‘Are audiobooks cheating?’ We answered your questions about our 100 top novels list
Liese Spencer, our joint head of books, and non-fiction editor David Shariatmadari answered your questions and discussed the huge reaction to our 100 greatest novels list and our readers’ choices of the 100 best.
Read the Q&A below.
Escoppycoppy asks: What was the actual question you asked the contributors? Did you ask for “best” novels, “greatest”, “favourite”? The wording would influence the choices eg “greatest” primes people to think of big, ambitious books, ‘best’ less so. “Favourite” would be very different- more personal choices, possibly children’s books. I think “favourite” would have produced a very different final list. Might even be a good follow-up?
David: The wording said we were looking for the “best novels of all time published in English”, asking for contributors for the “top 10”. It was interesting to see how different people responded to that and I’m not sure if anyone set their own favourites entirely to one side – a completely dispassionate assessment is probably impossible and not really the point. A lot of the comments we received, which are really interesting and you can explore by clicking on the individual voters on the novel list, suggest that it was a combination of critical merit and personal significance.
Benjamin Myers, for example, said “I have chosen 10 titles that I feel have advanced what it is the novel can – and should – do, while also taking into consideration the influence each has had on my own reading enjoyment and writing career”.

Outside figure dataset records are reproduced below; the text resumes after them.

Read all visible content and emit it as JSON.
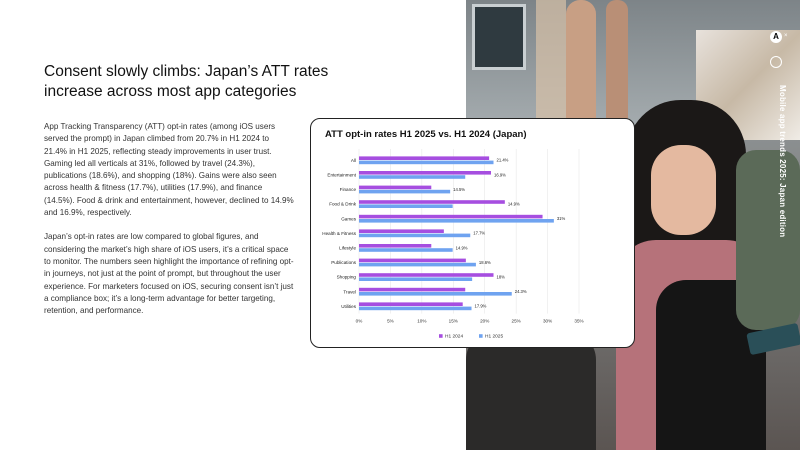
{
  "headline": "Consent slowly climbs: Japan’s ATT rates increase across most app categories",
  "paragraphs": [
    "App Tracking Transparency (ATT) opt-in rates (among iOS users served the prompt) in Japan climbed from 20.7% in H1 2024 to 21.4% in H1 2025, reflecting steady improvements in user trust. Gaming led all verticals at 31%, followed by travel (24.3%), publications (18.6%), and shopping (18%). Gains were also seen across health & fitness (17.7%), utilities (17.9%), and finance (14.5%). Food & drink and entertainment, however, declined to 14.9% and 16.9%, respectively.",
    "Japan’s opt-in rates are low compared to global figures, and considering the market’s high share of iOS users, it’s a critical space to monitor. The numbers seen highlight the importance of refining opt-in journeys, not just at the point of prompt, but throughout the user experience. For marketers focused on iOS, securing consent isn’t just a compliance box; it’s a long-term advantage for better targeting, retention, and performance."
  ],
  "side_title": "Mobile app trends 2025: Japan edition",
  "logo_letter": "A",
  "logo_separator": "×",
  "colors": {
    "h1_2024": "#a64ee0",
    "h1_2025": "#6fa3f0"
  },
  "chart_data": {
    "type": "bar",
    "orientation": "horizontal",
    "title": "ATT opt-in rates H1 2025 vs. H1 2024 (Japan)",
    "categories": [
      "All",
      "Entertainment",
      "Finance",
      "Food & Drink",
      "Games",
      "Health & Fitness",
      "Lifestyle",
      "Publications",
      "Shopping",
      "Travel",
      "Utilities"
    ],
    "series": [
      {
        "name": "H1 2024",
        "values": [
          20.7,
          21.0,
          11.5,
          23.2,
          29.2,
          13.5,
          11.5,
          17.0,
          21.4,
          16.9,
          16.5
        ]
      },
      {
        "name": "H1 2025",
        "values": [
          21.4,
          16.9,
          14.5,
          14.9,
          31.0,
          17.7,
          14.9,
          18.6,
          18.0,
          24.3,
          17.9
        ]
      }
    ],
    "data_labels": [
      "21.4%",
      "16.9%",
      "14.5%",
      "14.9%",
      "31%",
      "17.7%",
      "14.9%",
      "18.6%",
      "18%",
      "24.3%",
      "17.9%"
    ],
    "xlim": [
      0,
      35
    ],
    "x_ticks": [
      "0%",
      "5%",
      "10%",
      "15%",
      "20%",
      "25%",
      "30%",
      "35%"
    ],
    "grid": true,
    "legend_position": "bottom"
  }
}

Liese: I think many voters – including this one! - chose many books that they read at an impressionable age, because those are the ones that hit the hardest (also possibly the ones that you study at school ending up staying with you). When you’re reading as a young adult novels can really be life-changing. I was struck by a comment from a reader who voted for George Orwell’s Animal Farm on our Readers’ top 100: “Reading this as a teen was my entry-level book to socialism. It opened my eyes to injustice, oppression and abuse of power. My parents always blamed my ‘communist’ English teachers for introducing me to Orwell!”